Pruning-as-Search: Efficient Neural Architecture Search via Channel Pruning and Structural Reparameterization
This work addresses the challenge of efficient neural architecture search and pruning for AI practitioners, offering an incremental improvement in automating layer-width optimization for tasks like image classification, segmentation, and translation.
The paper tackled the problem of automatically and optimally determining per-layer sparsity in neural network pruning by proposing Pruning-as-Search (PaS), an end-to-end channel pruning method that uses gradient descent to learn pruning policies, resulting in a new family of networks that achieved around 1.0% higher top-1 accuracy on ImageNet-1000 under similar inference speed compared to prior methods.

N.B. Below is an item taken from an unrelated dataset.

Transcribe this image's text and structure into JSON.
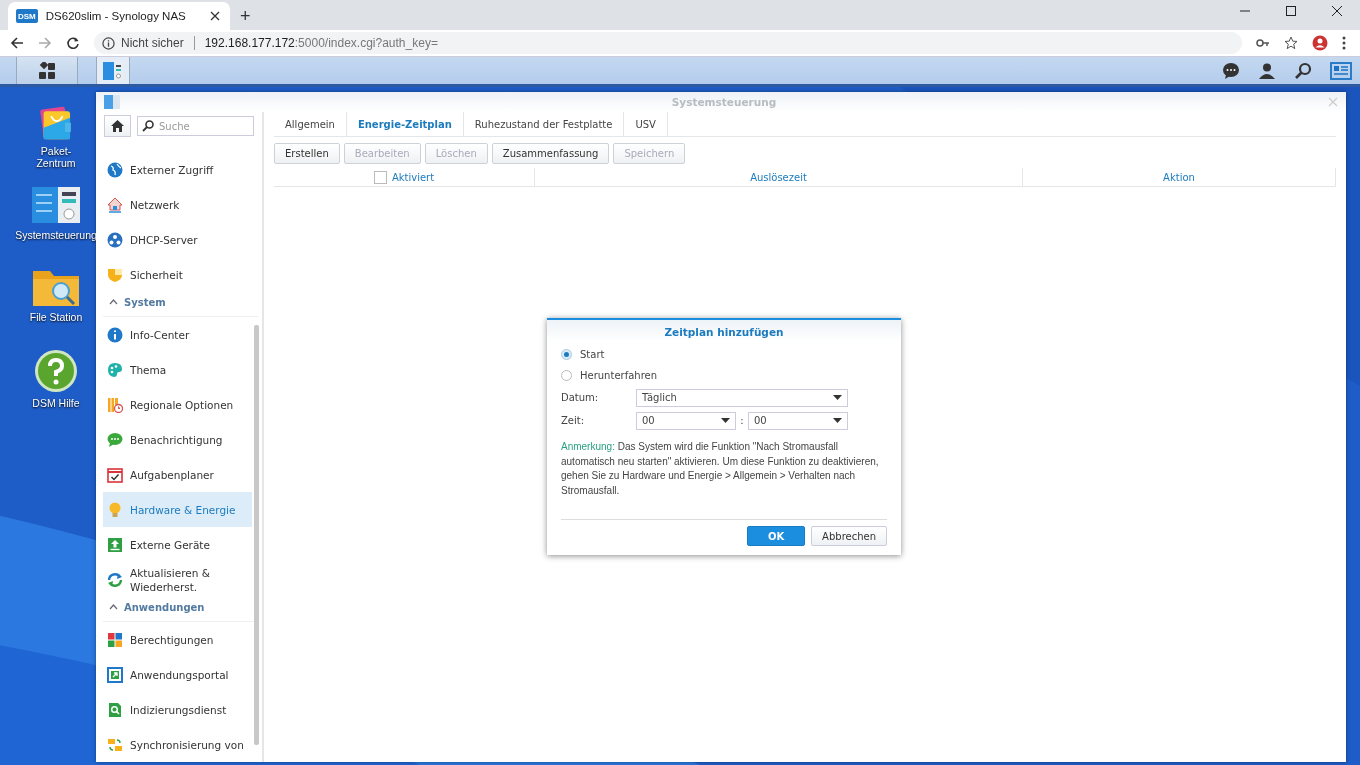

Neural architecture search (NAS) and network pruning are widely studied efficient AI techniques, but not yet perfect. NAS performs exhaustive candidate architecture search, incurring tremendous search cost. Though (structured) pruning can simply shrink model dimension, it remains unclear how to decide the per-layer sparsity automatically and optimally. In this work, we revisit the problem of layer-width optimization and propose Pruning-as-Search (PaS), an end-to-end channel pruning method to search out desired sub-network automatically and efficiently. Specifically, we add a depth-wise binary convolution to learn pruning policies directly through gradient descent. By combining the structural reparameterization and PaS, we successfully searched out a new family of VGG-like and lightweight networks, which enable the flexibility of arbitrary width with respect to each layer instead of each stage. Experimental results show that our proposed architecture outperforms prior arts by around $1.0\%$ top-1 accuracy under similar inference speed on ImageNet-1000 classification task. Furthermore, we demonstrate the effectiveness of our width search on complex tasks including instance segmentation and image translation. Code and models are released.